Palliative radiotherapy (RT) is an effective treatment for symptomatic bone metastases. However Dosage Of Indocin , pain flare, nausea and vomiting are common adverse effects associated with this treatment. The management of pain flare and radiation-induced nausea and vomiting (RINV) are important endpoints in palliative care. Our report documents the incidence, clinical importance, and advances in the management of these two adverse-effects. We recommend that antiemetic prophylaxis be given based on emetic risk category as outlined in the American Society of Clinical Oncology (ASCO) guidelines. Newer antiemetics investigated in the chemotherapy setting should also be studied in the radiation setting. As there are no guidelines for the use of pain flare prophylaxis at present, further research in this area is needed.
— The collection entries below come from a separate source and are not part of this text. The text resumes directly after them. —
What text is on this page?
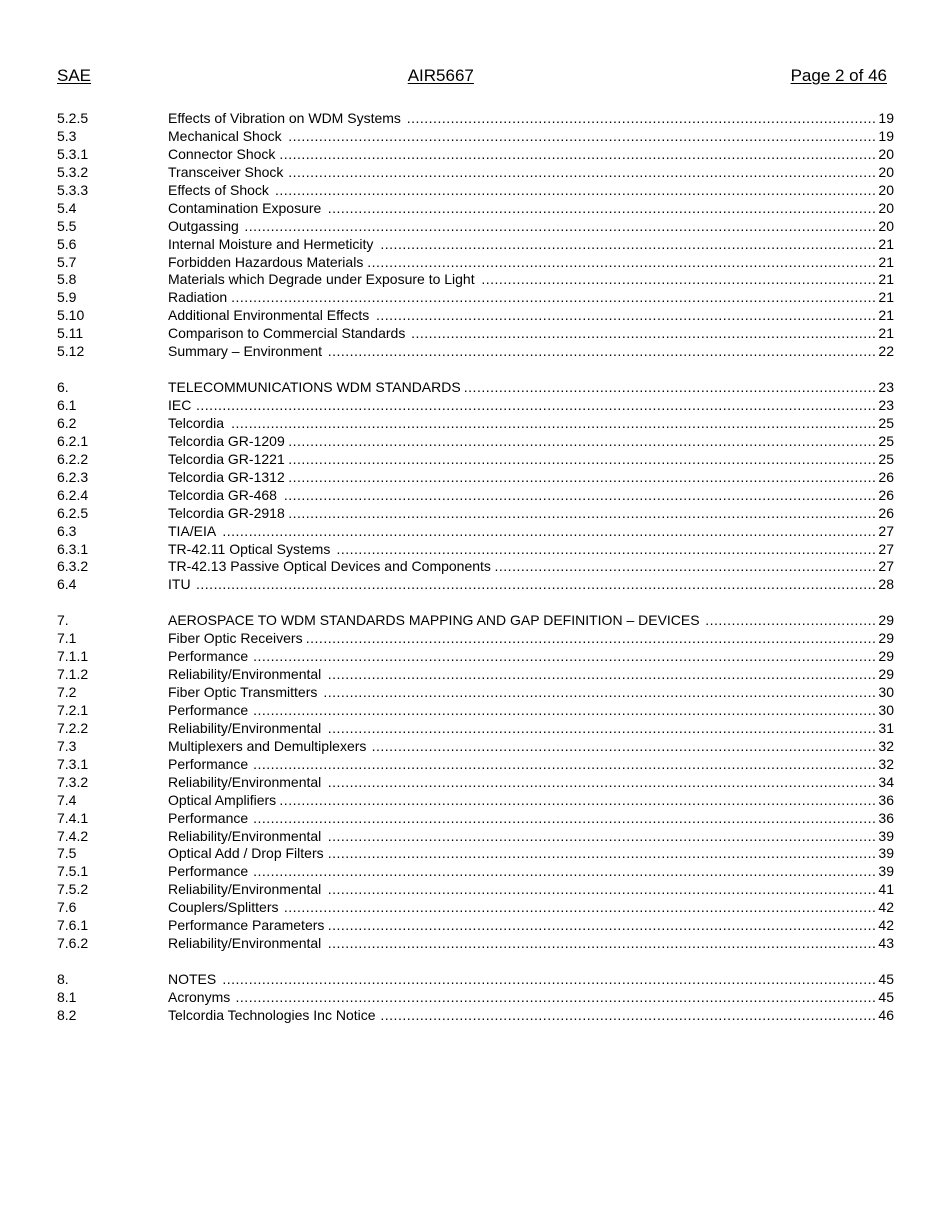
SAE	AIR5667	Page 2 of 46
5.2.5	Effects of Vibration on WDM Systems ........................................................................................................... 19
5.3	Mechanical Shock ...................................................................................................................................... 19
5.3.1	Connector Shock ........................................................................................................................................ 20
5.3.2	Transceiver Shock ...................................................................................................................................... 20
5.3.3	Effects of Shock ......................................................................................................................................... 20
5.4	Contamination Exposure ............................................................................................................................. 20
5.5	Outgassing ................................................................................................................................................ 20
5.6	Internal Moisture and Hermeticity ................................................................................................................. 21
5.7	Forbidden Hazardous Materials .................................................................................................................... 21
5.8	Materials which Degrade under Exposure to Light .......................................................................................... 21
5.9	Radiation ................................................................................................................................................... 21
5.10	Additional Environmental Effects .................................................................................................................. 21
5.11	Comparison to Commercial Standards .......................................................................................................... 21
5.12	Summary – Environment ............................................................................................................................. 22
6.	TELECOMMUNICATIONS WDM STANDARDS .............................................................................................. 23
6.1	IEC ........................................................................................................................................................... 23
6.2	Telcordia ................................................................................................................................................... 25
6.2.1	Telcordia GR-1209 ...................................................................................................................................... 25
6.2.2	Telcordia GR-1221 ...................................................................................................................................... 25
6.2.3	Telcordia GR-1312 ...................................................................................................................................... 26
6.2.4	Telcordia GR-468 ....................................................................................................................................... 26
6.2.5	Telcordia GR-2918 ...................................................................................................................................... 26
6.3	TIA/EIA ..................................................................................................................................................... 27
6.3.1	TR-42.11 Optical Systems ........................................................................................................................... 27
6.3.2	TR-42.13 Passive Optical Devices and Components ....................................................................................... 27
6.4	ITU ........................................................................................................................................................... 28
7.	AEROSPACE TO WDM STANDARDS MAPPING AND GAP DEFINITION – DEVICES ....................................... 29
7.1	Fiber Optic Receivers .................................................................................................................................. 29
7.1.1	Performance .............................................................................................................................................. 29
7.1.2	Reliability/Environmental ............................................................................................................................. 29
7.2	Fiber Optic Transmitters .............................................................................................................................. 30
7.2.1	Performance .............................................................................................................................................. 30
7.2.2	Reliability/Environmental ............................................................................................................................. 31
7.3	Multiplexers and Demultiplexers ................................................................................................................... 32
7.3.1	Performance .............................................................................................................................................. 32
7.3.2	Reliability/Environmental ............................................................................................................................. 34
7.4	Optical Amplifiers ........................................................................................................................................ 36
7.4.1	Performance .............................................................................................................................................. 36
7.4.2	Reliability/Environmental ............................................................................................................................. 39
7.5	Optical Add / Drop Filters ............................................................................................................................. 39
7.5.1	Performance .............................................................................................................................................. 39
7.5.2	Reliability/Environmental ............................................................................................................................. 41
7.6	Couplers/Splitters ....................................................................................................................................... 42
7.6.1	Performance Parameters ............................................................................................................................. 42
7.6.2	Reliability/Environmental ............................................................................................................................. 43
8.	NOTES ..................................................................................................................................................... 45
8.1	Acronyms .................................................................................................................................................. 45
8.2	Telcordia Technologies Inc Notice ................................................................................................................. 46
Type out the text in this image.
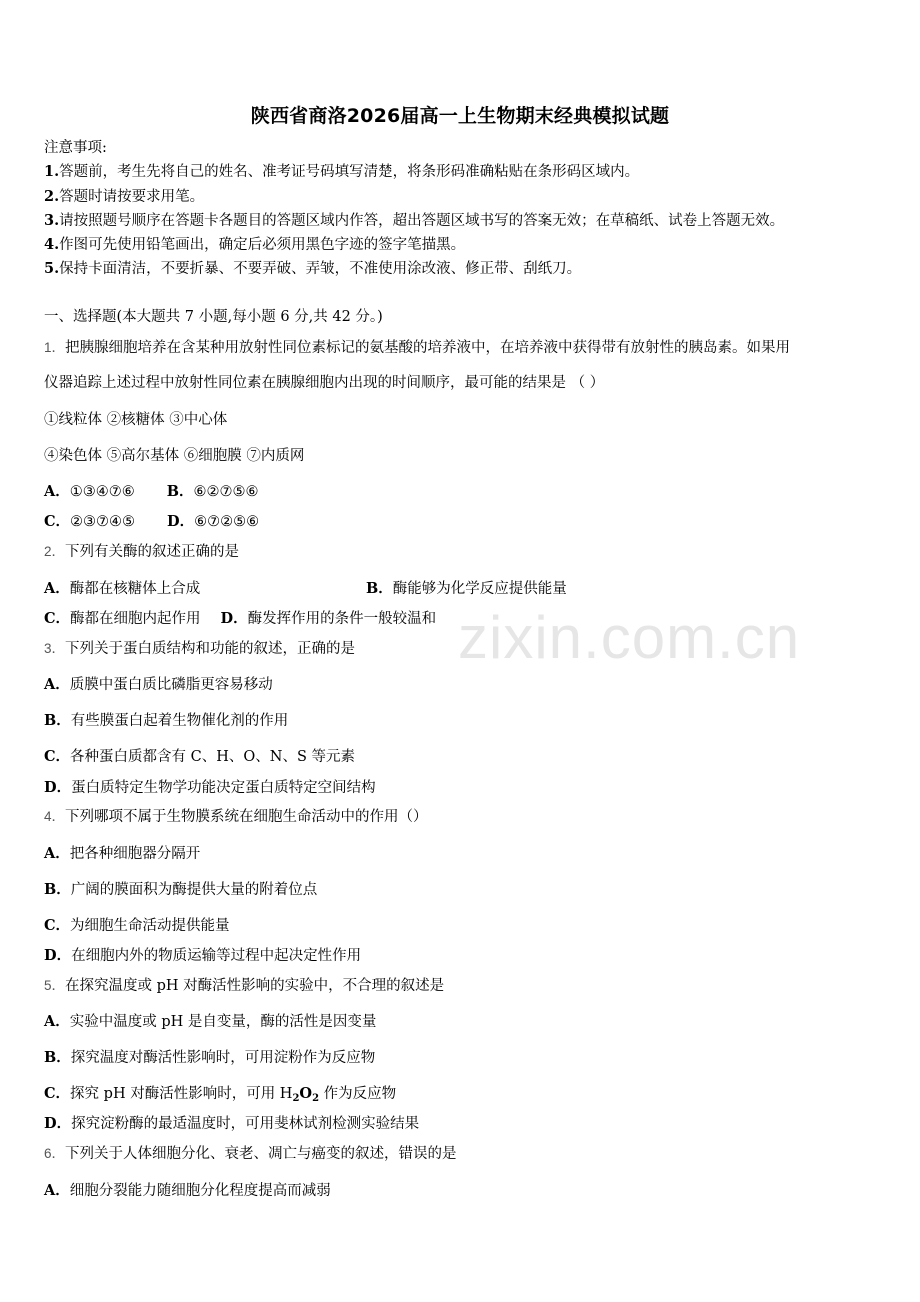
zixin.com.cn
陕西省商洛2026届高一上生物期末经典模拟试题
注意事项:
1.答题前，考生先将自己的姓名、准考证号码填写清楚，将条形码准确粘贴在条形码区域内。
2.答题时请按要求用笔。
3.请按照题号顺序在答题卡各题目的答题区域内作答，超出答题区域书写的答案无效；在草稿纸、试卷上答题无效。
4.作图可先使用铅笔画出，确定后必须用黑色字迹的签字笔描黑。
5.保持卡面清洁，不要折暴、不要弄破、弄皱，不准使用涂改液、修正带、刮纸刀。
一、选择题(本大题共 7 小题,每小题 6 分,共 42 分。)
1．把胰腺细胞培养在含某种用放射性同位素标记的氨基酸的培养液中，在培养液中获得带有放射性的胰岛素。如果用
仪器追踪上述过程中放射性同位素在胰腺细胞内出现的时间顺序，最可能的结果是 （ ）
①线粒体 ②核糖体 ③中心体
④染色体 ⑤高尔基体 ⑥细胞膜 ⑦内质网
A．①③④⑦⑥ B．⑥②⑦⑤⑥
C．②③⑦④⑤ D．⑥⑦②⑤⑥
2．下列有关酶的叙述正确的是
A．酶都在核糖体上合成	B．酶能够为化学反应提供能量
C．酶都在细胞内起作用 D．酶发挥作用的条件一般较温和
3．下列关于蛋白质结构和功能的叙述，正确的是
A．质膜中蛋白质比磷脂更容易移动
B．有些膜蛋白起着生物催化剂的作用
C．各种蛋白质都含有 C、H、O、N、S 等元素
D．蛋白质特定生物学功能决定蛋白质特定空间结构
4．下列哪项不属于生物膜系统在细胞生命活动中的作用（）
A．把各种细胞器分隔开
B．广阔的膜面积为酶提供大量的附着位点
C．为细胞生命活动提供能量
D．在细胞内外的物质运输等过程中起决定性作用
5．在探究温度或 pH 对酶活性影响的实验中，不合理的叙述是
A．实验中温度或 pH 是自变量，酶的活性是因变量
B．探究温度对酶活性影响时，可用淀粉作为反应物
C．探究 pH 对酶活性影响时，可用 $H_2O_2$ 作为反应物
D．探究淀粉酶的最适温度时，可用斐林试剂检测实验结果
6．下列关于人体细胞分化、衰老、凋亡与癌变的叙述，错误的是
A．细胞分裂能力随细胞分化程度提高而减弱
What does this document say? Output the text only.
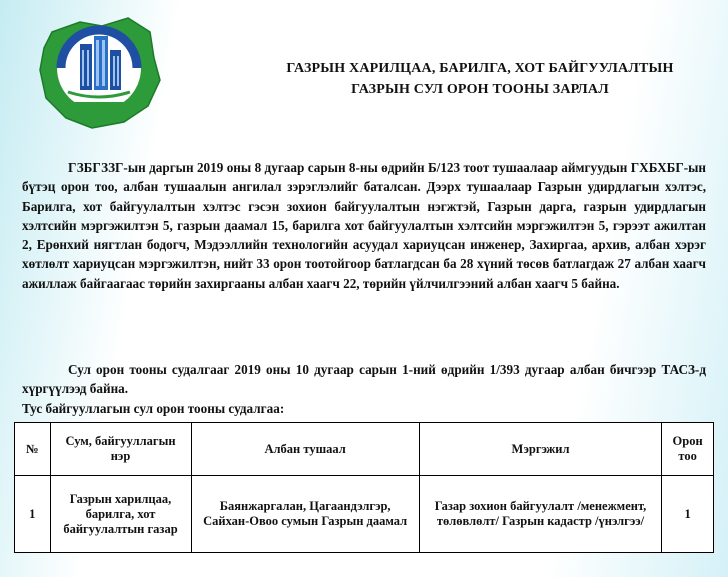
ГАЗРЫН ХАРИЛЦАА, БАРИЛГА, ХОТ БАЙГУУЛАЛТЫН
ГАЗРЫН СУЛ ОРОН ТООНЫ ЗАРЛАЛ
ГЗБГЗЗГ-ын даргын 2019 оны 8 дугаар сарын 8-ны өдрийн Б/123 тоот тушаалаар аймгуудын ГХБХБГ-ын бүтэц орон тоо, албан тушаалын ангилал зэрэглэлийг баталсан. Дээрх тушаалаар Газрын удирдлагын хэлтэс, Барилга, хот байгуулалтын хэлтэс гэсэн зохион байгуулалтын нэгжтэй, Газрын дарга, газрын удирдлагын хэлтсийн мэргэжилтэн 5, газрын даамал 15, барилга хот байгуулалтын хэлтсийн мэргэжилтэн 5, гэрээт ажилтан 2, Ерөнхий нягтлан бодогч, Мэдээллийн технологийн асуудал хариуцсан инженер, Захиргаа, архив, албан хэрэг хөтлөлт хариуцсан мэргэжилтэн, нийт 33 орон тоотойгоор батлагдсан ба 28 хүний төсөв батлагдаж 27 албан хаагч ажиллаж байгаагаас төрийн захиргааны албан хаагч 22, төрийн үйлчилгээний албан хаагч 5 байна.
Сул орон тооны судалгааг 2019 оны 10 дугаар сарын 1-ний өдрийн 1/393 дугаар албан бичгээр ТАСЗ-д хүргүүлээд байна.
Тус байгууллагын сул орон тооны судалгаа:
№	Сум, байгууллагын нэр	Албан тушаал	Мэргэжил	Орон тоо
1	Газрын харилцаа, барилга, хот байгуулалтын газар	Баянжаргалан, Цагаандэлгэр, Сайхан-Овоо сумын Газрын даамал	Газар зохион байгуулалт /менежмент, төлөвлөлт/ Газрын кадастр /үнэлгээ/	1
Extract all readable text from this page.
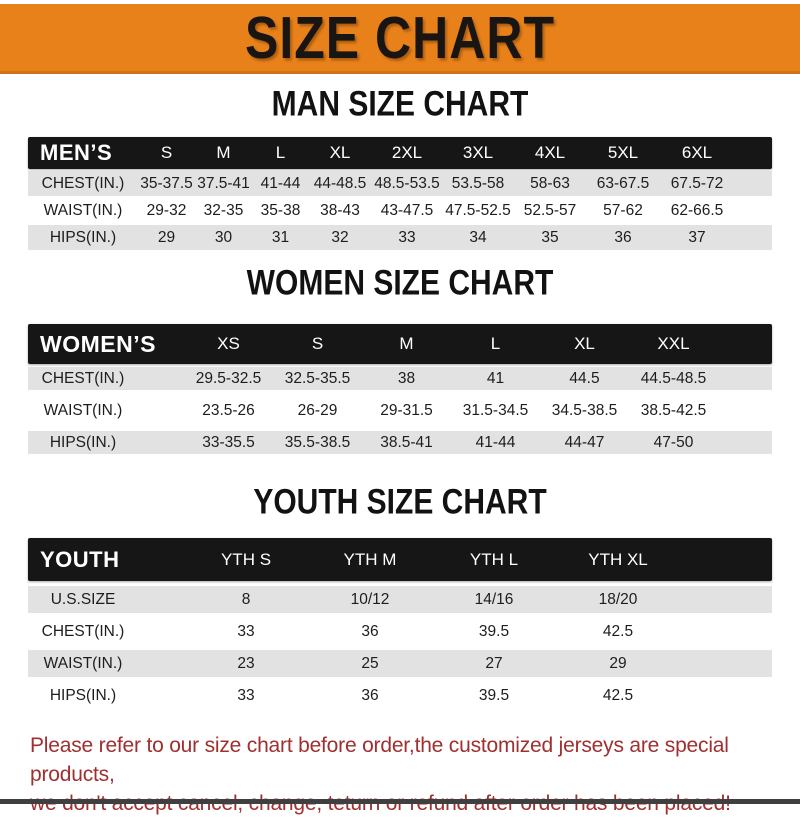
SIZE CHART
MAN SIZE CHART
MEN’S	S	M	L	XL	2XL	3XL	4XL	5XL	6XL
CHEST(IN.)	35-37.5 37.5-41 41-44 44-48.5 48.5-53.5 53.5-58	58-63	63-67.5	67.5-72
WAIST(IN.)	29-32	32-35	35-38	38-43	43-47.5 47.5-52.5 52.5-57	57-62	62-66.5
HIPS(IN.)	29	30	31	32	33	34	35	36	37
WOMEN SIZE CHART
WOMEN’S	XS	S	M	L	XL	XXL
CHEST(IN.)	29.5-32.5	32.5-35.5	38	41	44.5	44.5-48.5
WAIST(IN.)	23.5-26	26-29	29-31.5	31.5-34.5	34.5-38.5	38.5-42.5
HIPS(IN.)	33-35.5	35.5-38.5	38.5-41	41-44	44-47	47-50
YOUTH SIZE CHART
YOUTH	YTH S	YTH M	YTH L	YTH XL
U.S.SIZE	8	10/12	14/16	18/20
CHEST(IN.)	33	36	39.5	42.5
WAIST(IN.)	23	25	27	29
HIPS(IN.)	33	36	39.5	42.5
Please refer to our size chart before order,the customized jerseys are special products,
zofran high dose 2016-12-07

More subjects who received MgSO4 were vasodilated during hypothermia induction (7 of 8 [88%] versus 4 of 14 [29%]; P=0.024). MgSO4 (coefficient -17.265; P=0.039), weight (1.838, 0.001), and the initial 2-hour meperidine dose (0 Prevacid Ready Tab .726, 0.003) were found to significantly impact the time to achieve Ttym of 35 degrees C. Subjects who received MgSO(4) had significantly higher mean comfort scores than those who did not (48+/-15 versus 38+/-12; P<0.001).

zofran iv dose 2016-12-23

A single dose of IV ramosetron (0.3 mg) is more effective when compared with a single dose IV ondansetron (6 mg) in the prevention of PONV. We observed that the benefit was more in the later Depakote Overdose Symptoms stages of the postoperative period (12-24 h).

zofran drug test 2017-11-13

Given with ondansetron and dexamethasone, single- Diamox Vs Generic dose intravenous fosaprepitant (150 mg) was noninferior to standard 3-day oral aprepitant in preventing CINV during OP and DP.